Not all artisan bakeries are suffering. Semifreddi’s Bakery chose to grow over the years and has continued to see positive growth. Tom Frainier, co-owner of Semifreddi’s, says his company has seen a six percent rise in sales since this time last year — due in part to a rise in commercial distribution. The Emeryville-based bakery started business in 1984 operating out of an 450 square-foot shop in Kensington. It now maintains three store locations in Berkeley and distributes wholesale to more than 400 clients throughout the Bay Area. Frainier points to the recession as the biggest force shifting consumers’ buying habits. “People are staying home,” he said. “Guess what happens when you stay home? You buy bread at the supermarket. It’s an affordable luxury.”
Customers have urged the Bread Garden to adapt, offering their suggestions for new product lines and restaurant partnerships and urging Morris to establish a presence at farmer’s markets throughout the East Bay. Standing outside the Bread Garden with three freshly purchased french baguettes in his hand, customer Joe Halperin agreed that there is a plentiful supply of quality bread and baked goods in Berkeley but argues that successful shops must meet the needs of their customers. “Go out and get a sense of what the community wants,” he said.
Though Morris is taking suggestions, he cautions that he has tried many of the proposed ideas.
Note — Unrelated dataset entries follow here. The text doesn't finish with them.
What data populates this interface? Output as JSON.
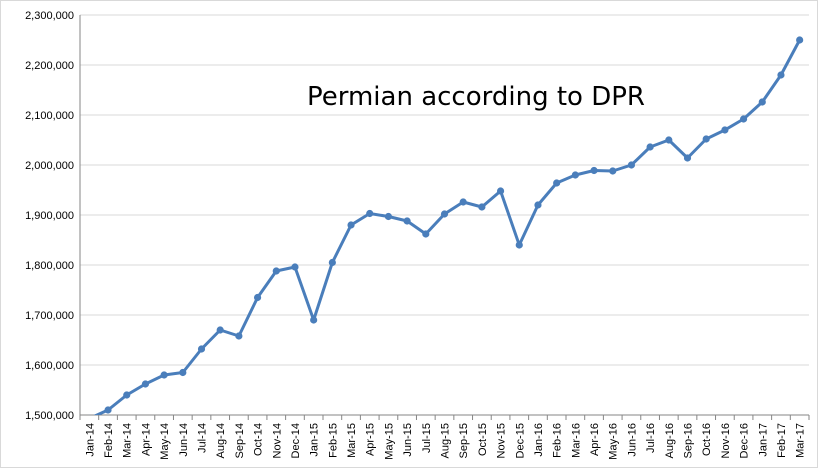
{
  "chart_data": {
    "type": "line",
    "title": "Permian according to DPR",
    "xlabel": "",
    "ylabel": "",
    "ylim": [
      1500000,
      2300000
    ],
    "yticks": [
      1500000,
      1600000,
      1700000,
      1800000,
      1900000,
      2000000,
      2100000,
      2200000,
      2300000
    ],
    "ytick_labels": [
      "1,500,000",
      "1,600,000",
      "1,700,000",
      "1,800,000",
      "1,900,000",
      "2,000,000",
      "2,100,000",
      "2,200,000",
      "2,300,000"
    ],
    "grid": true,
    "legend": "none",
    "categories": [
      "Jan-14",
      "Feb-14",
      "Mar-14",
      "Apr-14",
      "May-14",
      "Jun-14",
      "Jul-14",
      "Aug-14",
      "Sep-14",
      "Oct-14",
      "Nov-14",
      "Dec-14",
      "Jan-15",
      "Feb-15",
      "Mar-15",
      "Apr-15",
      "May-15",
      "Jun-15",
      "Jul-15",
      "Aug-15",
      "Sep-15",
      "Oct-15",
      "Nov-15",
      "Dec-15",
      "Jan-16",
      "Feb-16",
      "Mar-16",
      "Apr-16",
      "May-16",
      "Jun-16",
      "Jul-16",
      "Aug-16",
      "Sep-16",
      "Oct-16",
      "Nov-16",
      "Dec-16",
      "Jan-17",
      "Feb-17",
      "Mar-17"
    ],
    "series": [
      {
        "color": "#4a7ebb",
        "values": [
          1493000,
          1510000,
          1540000,
          1562000,
          1580000,
          1585000,
          1632000,
          1670000,
          1658000,
          1735000,
          1788000,
          1796000,
          1690000,
          1805000,
          1880000,
          1903000,
          1897000,
          1888000,
          1862000,
          1902000,
          1926000,
          1916000,
          1948000,
          1840000,
          1920000,
          1964000,
          1980000,
          1989000,
          1988000,
          2000000,
          2036000,
          2050000,
          2014000,
          2052000,
          2070000,
          2092000,
          2126000,
          2180000,
          2250000
        ]
      }
    ]
  }
}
Introducing new products, he argues, will dilute the popularity of his current selection. “I know twice as many recipes as we’ve got in the store,” he said. “I could double our product but I don’t have a market.”
Morris pointed to his long-time partnerships with the Berkeley Bowl and Rick and Ann’s restaurant two doors down, but he said he is not interested in additional partnerships. “You just have to sell too much bread to make it worthwhile,” he said. “The numbers just don’t add up.”
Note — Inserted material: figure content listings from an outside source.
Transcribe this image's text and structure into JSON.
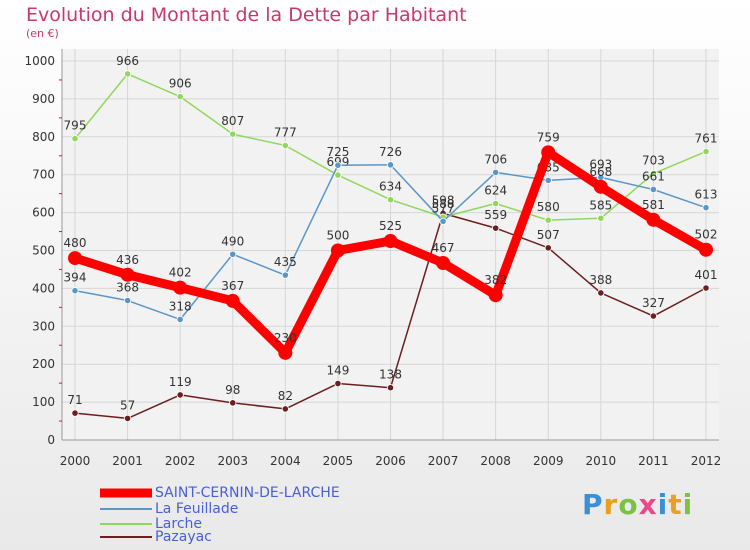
{
  "title": "Evolution du Montant de la Dette par Habitant",
  "subtitle": "(en €)",
  "logo_text": "Proxiti",
  "chart_data": {
    "type": "line",
    "title": "Evolution du Montant de la Dette par Habitant",
    "subtitle": "(en €)",
    "x": [
      "2000",
      "2001",
      "2002",
      "2003",
      "2004",
      "2005",
      "2006",
      "2007",
      "2008",
      "2009",
      "2010",
      "2011",
      "2012"
    ],
    "ylim": [
      0,
      1000
    ],
    "yticks": [
      "0",
      "100",
      "200",
      "300",
      "400",
      "500",
      "600",
      "700",
      "800",
      "900",
      "1000"
    ],
    "grid": true,
    "legend_position": "bottom-left",
    "series": [
      {
        "name": "SAINT-CERNIN-DE-LARCHE",
        "color": "#ff0000",
        "values": [
          480,
          436,
          402,
          367,
          230,
          500,
          525,
          467,
          382,
          759,
          668,
          581,
          502
        ],
        "labels": [
          "480",
          "436",
          "402",
          "367",
          "230",
          "500",
          "525",
          "467",
          "382",
          "759",
          "668",
          "581",
          "502"
        ]
      },
      {
        "name": "La Feuillade",
        "color": "#5b96c8",
        "values": [
          394,
          368,
          318,
          490,
          435,
          725,
          726,
          577,
          706,
          685,
          693,
          661,
          613
        ],
        "labels": [
          "394",
          "368",
          "318",
          "490",
          "435",
          "725",
          "726",
          "577",
          "706",
          "685",
          "693",
          "661",
          "613"
        ]
      },
      {
        "name": "Larche",
        "color": "#8fd85c",
        "values": [
          795,
          966,
          906,
          807,
          777,
          699,
          634,
          588,
          624,
          580,
          585,
          703,
          761
        ],
        "labels": [
          "795",
          "966",
          "906",
          "807",
          "777",
          "699",
          "634",
          "588",
          "624",
          "580",
          "585",
          "703",
          "761"
        ]
      },
      {
        "name": "Pazayac",
        "color": "#6b1f1f",
        "values": [
          71,
          57,
          119,
          98,
          82,
          149,
          138,
          598,
          559,
          507,
          388,
          327,
          401
        ],
        "labels": [
          "71",
          "57",
          "119",
          "98",
          "82",
          "149",
          "138",
          "598",
          "559",
          "507",
          "388",
          "327",
          "401"
        ]
      }
    ]
  }
}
Cautioning that he has not yet made the final decision to relocate, Morris said he won’t discuss specific locations. “The minute I sign a lease, I’ll tell the world,” he said. As he looks for new locations, he is considering counties further afield, such as Marin or Sonoma. “I take my bread outside the immediate San Francisco-Berkeley area,“ he said, “and everybody raves about it saying, ‘Oh man, this is great! Where can I buy this around here?’ Whereas around here,” he said, indicating Berkeley, “people’s reaction to a good loaf of bread is, ‘Oh, it’s another good loaf of bread.’ It’s not special any more.”
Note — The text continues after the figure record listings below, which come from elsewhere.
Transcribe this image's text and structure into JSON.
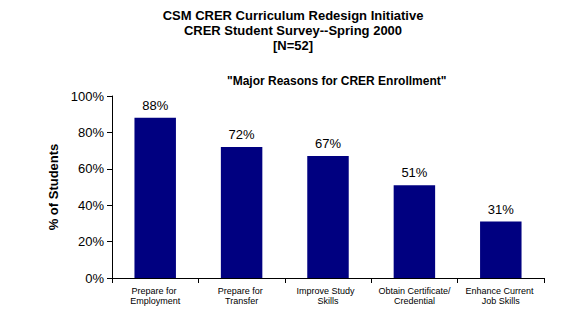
{
  "chart_data": {
    "type": "bar",
    "title": "CSM CRER Curriculum Redesign Initiative\nCRER Student Survey--Spring 2000\n[N=52]",
    "annotation": "\"Major Reasons for CRER Enrollment\"",
    "y_label": "% of Students",
    "categories": [
      "Prepare for Employment",
      "Prepare for Transfer",
      "Improve Study  Skills",
      "Obtain Certificate/Credential",
      "Enhance Current Job Skills"
    ],
    "values": [
      88,
      72,
      67,
      51,
      31
    ],
    "value_labels": [
      "88%",
      "72%",
      "67%",
      "51%",
      "31%"
    ],
    "data_labels": true,
    "color": "#000080",
    "ylim": [
      0,
      100
    ],
    "yticks": [
      {
        "value": 0,
        "label": "0%"
      },
      {
        "value": 20,
        "label": "20%"
      },
      {
        "value": 40,
        "label": "40%"
      },
      {
        "value": 60,
        "label": "60%"
      },
      {
        "value": 80,
        "label": "80%"
      },
      {
        "value": 100,
        "label": "100%"
      }
    ],
    "grid": false
  }
}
Morris said his business has seen a five to ten percent increase in sales over the last two months and that people are talking about his possible move. Yet long-time customers Kay and Takako, who declined to give their last names, were surprised to hear the news. The mother and daughter said they suspected customers like them had been studying the pastries, not the signage. “They should say something,” Kay said. “Maybe ‘Thanks for coming and did you see our sign?’” she suggested.
Meanwhile, Semifreddi’s is in its own process of relocation. In October, the family-owned company’s central baking facility in Emeryville will reopen in a larger, 36,000 square foot facility on Alameda Island, near the Oakland Airport. With accounts stretching up to Novato and down to San Jose – brand exposure for future growth, Frainier said – Semifreddi’s needs the space and intends to use it.
But for the Bread Garden, if sales continue to decline, Morris could be forced to make some difficult decisions. “I’m going to have to look at laying off people I’ve been with for over twenty years,” he said. “And that’s just not a very Berkeley thing to do.”